I replaced our old “Start DD” checkbox with a single-select field to indicate status and made a new view called “Passes” to filter in deals that we had decided to pass on. I also added a field called “Why pass?” where the investor can write about why we decided not to pursue the opportunity.

(If we were using this for real, we might add conditions that prevent users from changing the status to Pass before they’ve filled out “Why pass?” Because we’re going to trigger events as soon as the record enters this view, it’s best if all data in the record is finalized first.)

In addition to keeping this key information stored in a predictable and structured way, entering the pass reason directly into Airtable encourages brevity. If we were using Superhuman Snippets to write our pass emails directly into an email client, we’d be more likely to go on at some length.
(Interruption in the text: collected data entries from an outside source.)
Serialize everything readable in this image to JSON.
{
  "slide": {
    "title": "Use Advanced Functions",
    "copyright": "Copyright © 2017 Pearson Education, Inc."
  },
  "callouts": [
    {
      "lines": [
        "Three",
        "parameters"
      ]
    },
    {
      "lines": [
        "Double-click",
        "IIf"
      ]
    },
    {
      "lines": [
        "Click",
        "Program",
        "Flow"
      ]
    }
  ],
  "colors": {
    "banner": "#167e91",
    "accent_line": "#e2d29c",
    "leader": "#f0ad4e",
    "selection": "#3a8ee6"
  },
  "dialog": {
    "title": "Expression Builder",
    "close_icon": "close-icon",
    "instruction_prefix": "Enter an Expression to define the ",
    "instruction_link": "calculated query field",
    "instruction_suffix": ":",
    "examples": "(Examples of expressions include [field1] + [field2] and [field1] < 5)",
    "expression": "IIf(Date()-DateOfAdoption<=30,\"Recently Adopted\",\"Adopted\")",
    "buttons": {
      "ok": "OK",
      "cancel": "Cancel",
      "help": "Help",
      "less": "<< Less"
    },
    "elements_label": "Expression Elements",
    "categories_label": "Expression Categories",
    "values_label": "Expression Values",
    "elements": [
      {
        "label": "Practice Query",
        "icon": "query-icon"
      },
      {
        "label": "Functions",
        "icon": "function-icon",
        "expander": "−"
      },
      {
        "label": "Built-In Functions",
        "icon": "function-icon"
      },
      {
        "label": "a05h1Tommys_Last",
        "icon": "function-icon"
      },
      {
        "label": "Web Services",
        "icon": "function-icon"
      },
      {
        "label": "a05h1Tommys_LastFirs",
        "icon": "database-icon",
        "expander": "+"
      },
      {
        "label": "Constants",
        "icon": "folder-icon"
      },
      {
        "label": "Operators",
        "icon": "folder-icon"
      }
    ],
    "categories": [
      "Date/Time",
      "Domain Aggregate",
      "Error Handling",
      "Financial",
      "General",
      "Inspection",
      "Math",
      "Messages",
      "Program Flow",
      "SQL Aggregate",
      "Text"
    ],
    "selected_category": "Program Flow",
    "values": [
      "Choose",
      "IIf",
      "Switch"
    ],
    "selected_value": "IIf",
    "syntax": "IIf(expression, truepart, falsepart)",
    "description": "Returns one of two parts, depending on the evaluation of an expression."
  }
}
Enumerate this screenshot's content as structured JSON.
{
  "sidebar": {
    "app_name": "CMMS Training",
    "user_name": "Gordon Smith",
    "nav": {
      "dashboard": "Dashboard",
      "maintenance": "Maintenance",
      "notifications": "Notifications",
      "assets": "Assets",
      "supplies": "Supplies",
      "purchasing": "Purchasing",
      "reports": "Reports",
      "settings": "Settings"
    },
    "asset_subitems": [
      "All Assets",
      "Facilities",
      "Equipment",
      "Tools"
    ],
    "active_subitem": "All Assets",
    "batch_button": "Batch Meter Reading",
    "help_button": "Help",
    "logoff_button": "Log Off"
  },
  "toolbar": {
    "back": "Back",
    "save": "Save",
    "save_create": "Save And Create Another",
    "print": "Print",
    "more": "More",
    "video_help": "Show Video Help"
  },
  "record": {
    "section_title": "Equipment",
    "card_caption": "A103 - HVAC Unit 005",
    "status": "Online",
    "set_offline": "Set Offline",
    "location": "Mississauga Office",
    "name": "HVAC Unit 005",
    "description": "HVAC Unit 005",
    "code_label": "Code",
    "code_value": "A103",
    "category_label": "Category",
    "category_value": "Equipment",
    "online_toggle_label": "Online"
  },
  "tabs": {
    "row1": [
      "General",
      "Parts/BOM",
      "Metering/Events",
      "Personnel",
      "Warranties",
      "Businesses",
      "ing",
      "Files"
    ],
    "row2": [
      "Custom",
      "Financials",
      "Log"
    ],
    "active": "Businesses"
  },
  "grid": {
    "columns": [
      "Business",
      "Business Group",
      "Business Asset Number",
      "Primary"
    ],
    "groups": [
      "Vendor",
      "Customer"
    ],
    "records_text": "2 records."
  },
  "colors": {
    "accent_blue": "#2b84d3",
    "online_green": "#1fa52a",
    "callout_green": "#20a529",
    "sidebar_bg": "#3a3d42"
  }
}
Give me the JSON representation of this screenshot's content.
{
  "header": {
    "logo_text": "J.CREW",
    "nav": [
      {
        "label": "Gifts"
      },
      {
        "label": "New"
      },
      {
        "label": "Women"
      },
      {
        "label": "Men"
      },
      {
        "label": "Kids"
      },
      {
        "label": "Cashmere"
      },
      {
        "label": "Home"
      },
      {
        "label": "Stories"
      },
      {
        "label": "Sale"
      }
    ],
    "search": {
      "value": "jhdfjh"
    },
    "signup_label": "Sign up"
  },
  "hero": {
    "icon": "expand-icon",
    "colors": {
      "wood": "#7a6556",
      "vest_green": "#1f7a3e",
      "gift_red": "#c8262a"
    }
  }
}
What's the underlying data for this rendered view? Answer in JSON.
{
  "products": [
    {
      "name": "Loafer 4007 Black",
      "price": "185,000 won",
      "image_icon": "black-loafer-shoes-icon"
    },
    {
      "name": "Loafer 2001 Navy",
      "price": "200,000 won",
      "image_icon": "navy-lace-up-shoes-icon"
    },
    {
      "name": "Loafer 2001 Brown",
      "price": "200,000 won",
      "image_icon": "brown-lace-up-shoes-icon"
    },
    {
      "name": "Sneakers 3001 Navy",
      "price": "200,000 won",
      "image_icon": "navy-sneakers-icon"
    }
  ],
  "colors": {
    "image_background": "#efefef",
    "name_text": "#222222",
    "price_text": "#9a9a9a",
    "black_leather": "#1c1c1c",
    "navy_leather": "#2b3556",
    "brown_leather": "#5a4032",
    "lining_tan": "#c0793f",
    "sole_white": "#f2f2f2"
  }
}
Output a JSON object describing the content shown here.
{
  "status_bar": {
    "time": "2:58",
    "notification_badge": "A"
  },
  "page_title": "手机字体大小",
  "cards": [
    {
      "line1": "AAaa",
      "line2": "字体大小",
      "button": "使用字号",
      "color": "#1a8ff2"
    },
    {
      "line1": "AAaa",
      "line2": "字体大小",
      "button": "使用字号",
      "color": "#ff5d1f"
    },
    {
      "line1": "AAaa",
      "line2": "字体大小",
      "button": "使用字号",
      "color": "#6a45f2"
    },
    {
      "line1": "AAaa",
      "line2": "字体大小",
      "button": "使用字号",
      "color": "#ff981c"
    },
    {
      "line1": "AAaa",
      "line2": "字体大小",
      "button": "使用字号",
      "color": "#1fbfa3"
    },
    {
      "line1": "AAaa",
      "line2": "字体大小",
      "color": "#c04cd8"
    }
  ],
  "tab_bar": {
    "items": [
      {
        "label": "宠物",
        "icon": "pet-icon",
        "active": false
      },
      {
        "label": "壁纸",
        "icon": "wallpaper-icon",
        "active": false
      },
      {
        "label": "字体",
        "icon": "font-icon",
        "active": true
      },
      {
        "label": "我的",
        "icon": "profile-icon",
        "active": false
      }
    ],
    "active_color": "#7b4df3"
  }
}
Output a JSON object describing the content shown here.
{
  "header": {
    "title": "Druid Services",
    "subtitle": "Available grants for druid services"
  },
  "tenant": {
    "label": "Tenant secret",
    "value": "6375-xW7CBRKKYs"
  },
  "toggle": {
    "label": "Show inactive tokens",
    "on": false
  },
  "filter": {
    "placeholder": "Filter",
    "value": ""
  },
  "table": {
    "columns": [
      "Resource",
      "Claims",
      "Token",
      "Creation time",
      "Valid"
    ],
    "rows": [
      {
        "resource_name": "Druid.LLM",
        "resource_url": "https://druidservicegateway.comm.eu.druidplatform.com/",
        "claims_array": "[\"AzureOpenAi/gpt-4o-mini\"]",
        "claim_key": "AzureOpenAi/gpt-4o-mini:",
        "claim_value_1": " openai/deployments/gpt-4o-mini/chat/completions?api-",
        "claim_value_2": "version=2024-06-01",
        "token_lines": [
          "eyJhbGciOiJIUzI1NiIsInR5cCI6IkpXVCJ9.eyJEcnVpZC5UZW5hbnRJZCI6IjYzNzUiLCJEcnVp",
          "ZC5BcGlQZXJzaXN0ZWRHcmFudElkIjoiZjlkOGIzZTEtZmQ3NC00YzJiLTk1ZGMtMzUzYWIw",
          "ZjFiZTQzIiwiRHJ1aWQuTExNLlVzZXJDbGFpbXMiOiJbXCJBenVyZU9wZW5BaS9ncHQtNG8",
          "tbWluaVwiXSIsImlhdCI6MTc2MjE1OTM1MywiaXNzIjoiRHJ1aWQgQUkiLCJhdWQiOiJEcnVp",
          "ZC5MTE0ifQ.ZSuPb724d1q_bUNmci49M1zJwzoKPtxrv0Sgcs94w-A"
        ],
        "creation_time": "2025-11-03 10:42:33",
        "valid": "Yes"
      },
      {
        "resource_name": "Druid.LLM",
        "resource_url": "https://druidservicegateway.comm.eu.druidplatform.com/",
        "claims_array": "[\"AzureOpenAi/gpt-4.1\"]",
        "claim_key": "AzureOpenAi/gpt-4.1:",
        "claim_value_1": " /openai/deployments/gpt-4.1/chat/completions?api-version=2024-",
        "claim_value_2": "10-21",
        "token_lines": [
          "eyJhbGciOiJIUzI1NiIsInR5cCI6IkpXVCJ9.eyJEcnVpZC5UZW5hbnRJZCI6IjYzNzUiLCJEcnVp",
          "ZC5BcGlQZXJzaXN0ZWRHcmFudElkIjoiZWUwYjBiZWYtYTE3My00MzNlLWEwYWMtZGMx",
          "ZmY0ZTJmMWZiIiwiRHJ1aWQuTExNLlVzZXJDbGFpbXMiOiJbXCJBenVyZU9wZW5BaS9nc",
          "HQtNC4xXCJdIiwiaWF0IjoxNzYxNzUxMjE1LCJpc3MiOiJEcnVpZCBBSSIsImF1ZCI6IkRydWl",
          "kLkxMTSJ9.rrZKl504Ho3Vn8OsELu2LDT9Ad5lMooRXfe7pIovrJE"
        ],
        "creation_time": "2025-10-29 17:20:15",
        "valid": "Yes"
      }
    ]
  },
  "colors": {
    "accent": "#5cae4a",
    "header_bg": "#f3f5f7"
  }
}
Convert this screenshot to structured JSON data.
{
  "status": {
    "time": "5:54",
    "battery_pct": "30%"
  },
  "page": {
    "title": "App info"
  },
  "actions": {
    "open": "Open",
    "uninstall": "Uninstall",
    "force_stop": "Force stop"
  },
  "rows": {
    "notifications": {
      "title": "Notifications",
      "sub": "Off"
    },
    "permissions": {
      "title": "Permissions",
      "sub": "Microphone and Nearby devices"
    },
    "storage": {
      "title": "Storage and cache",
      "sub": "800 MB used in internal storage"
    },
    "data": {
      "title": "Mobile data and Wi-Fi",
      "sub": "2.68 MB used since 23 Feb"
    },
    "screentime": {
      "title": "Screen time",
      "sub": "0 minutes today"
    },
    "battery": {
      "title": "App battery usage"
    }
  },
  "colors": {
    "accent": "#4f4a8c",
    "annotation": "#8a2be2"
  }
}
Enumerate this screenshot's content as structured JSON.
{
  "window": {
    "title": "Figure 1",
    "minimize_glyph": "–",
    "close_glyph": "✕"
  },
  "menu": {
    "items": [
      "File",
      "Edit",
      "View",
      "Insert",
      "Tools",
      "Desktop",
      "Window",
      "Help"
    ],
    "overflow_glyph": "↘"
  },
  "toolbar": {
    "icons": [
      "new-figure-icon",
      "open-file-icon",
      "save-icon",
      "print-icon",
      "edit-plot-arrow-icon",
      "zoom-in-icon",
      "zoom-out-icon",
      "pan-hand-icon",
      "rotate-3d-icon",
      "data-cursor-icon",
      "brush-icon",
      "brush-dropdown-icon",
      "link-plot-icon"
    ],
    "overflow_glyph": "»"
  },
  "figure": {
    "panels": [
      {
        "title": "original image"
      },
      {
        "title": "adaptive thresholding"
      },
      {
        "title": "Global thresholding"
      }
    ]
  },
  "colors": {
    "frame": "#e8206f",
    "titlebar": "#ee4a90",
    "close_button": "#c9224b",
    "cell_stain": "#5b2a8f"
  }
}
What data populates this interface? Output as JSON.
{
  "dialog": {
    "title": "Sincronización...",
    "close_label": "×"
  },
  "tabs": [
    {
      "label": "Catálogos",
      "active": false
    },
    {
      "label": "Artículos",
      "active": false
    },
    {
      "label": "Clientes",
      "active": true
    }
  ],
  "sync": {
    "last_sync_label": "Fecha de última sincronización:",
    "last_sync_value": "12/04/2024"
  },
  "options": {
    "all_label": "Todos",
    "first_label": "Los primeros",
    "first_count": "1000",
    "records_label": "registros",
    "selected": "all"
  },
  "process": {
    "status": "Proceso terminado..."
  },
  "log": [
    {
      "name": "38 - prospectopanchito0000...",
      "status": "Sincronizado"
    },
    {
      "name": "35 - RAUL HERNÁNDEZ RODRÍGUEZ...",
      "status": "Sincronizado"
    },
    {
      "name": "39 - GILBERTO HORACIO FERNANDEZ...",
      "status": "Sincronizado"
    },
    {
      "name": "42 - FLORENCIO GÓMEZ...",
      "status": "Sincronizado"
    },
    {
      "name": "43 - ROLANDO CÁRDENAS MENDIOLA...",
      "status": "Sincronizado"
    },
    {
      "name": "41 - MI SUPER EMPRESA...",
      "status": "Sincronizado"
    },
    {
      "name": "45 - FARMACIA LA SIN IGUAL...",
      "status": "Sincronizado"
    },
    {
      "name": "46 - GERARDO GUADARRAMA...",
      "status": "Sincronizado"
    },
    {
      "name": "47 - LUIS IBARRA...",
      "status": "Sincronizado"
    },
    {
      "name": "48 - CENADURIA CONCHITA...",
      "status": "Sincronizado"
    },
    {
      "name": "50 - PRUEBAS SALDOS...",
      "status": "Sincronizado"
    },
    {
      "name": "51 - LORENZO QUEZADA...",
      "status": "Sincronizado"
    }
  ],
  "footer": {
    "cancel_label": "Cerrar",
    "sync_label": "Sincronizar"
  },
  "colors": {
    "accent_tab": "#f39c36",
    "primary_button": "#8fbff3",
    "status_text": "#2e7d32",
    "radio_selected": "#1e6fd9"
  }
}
This process is designed to take that cognitive burden off our plates.

Instead, we’ll pipe that brief pass reason into a longer email template using Zapier.

I prefer to do this in Zapier because it allows you to create each pass email as a draft so you can layer on additional context and give it a last look before you send it out.

To make things even simpler, you can do this all in Airtable with a simple automation that sends the email as soon as it’s triggered. No draft step in between.

New investors and emerging managers learn something from every company they see. In every cold email, pitch deck, and founder meeting, they are honing their radars to spot the companies and founders they want to work with. That learning opportunity can go in both directions. By giving founders closure and actionable feedback, investors can simultaneously feed a healthy entrepreneurial ecosystem, develop their reputations, and build trust with founders over the long term.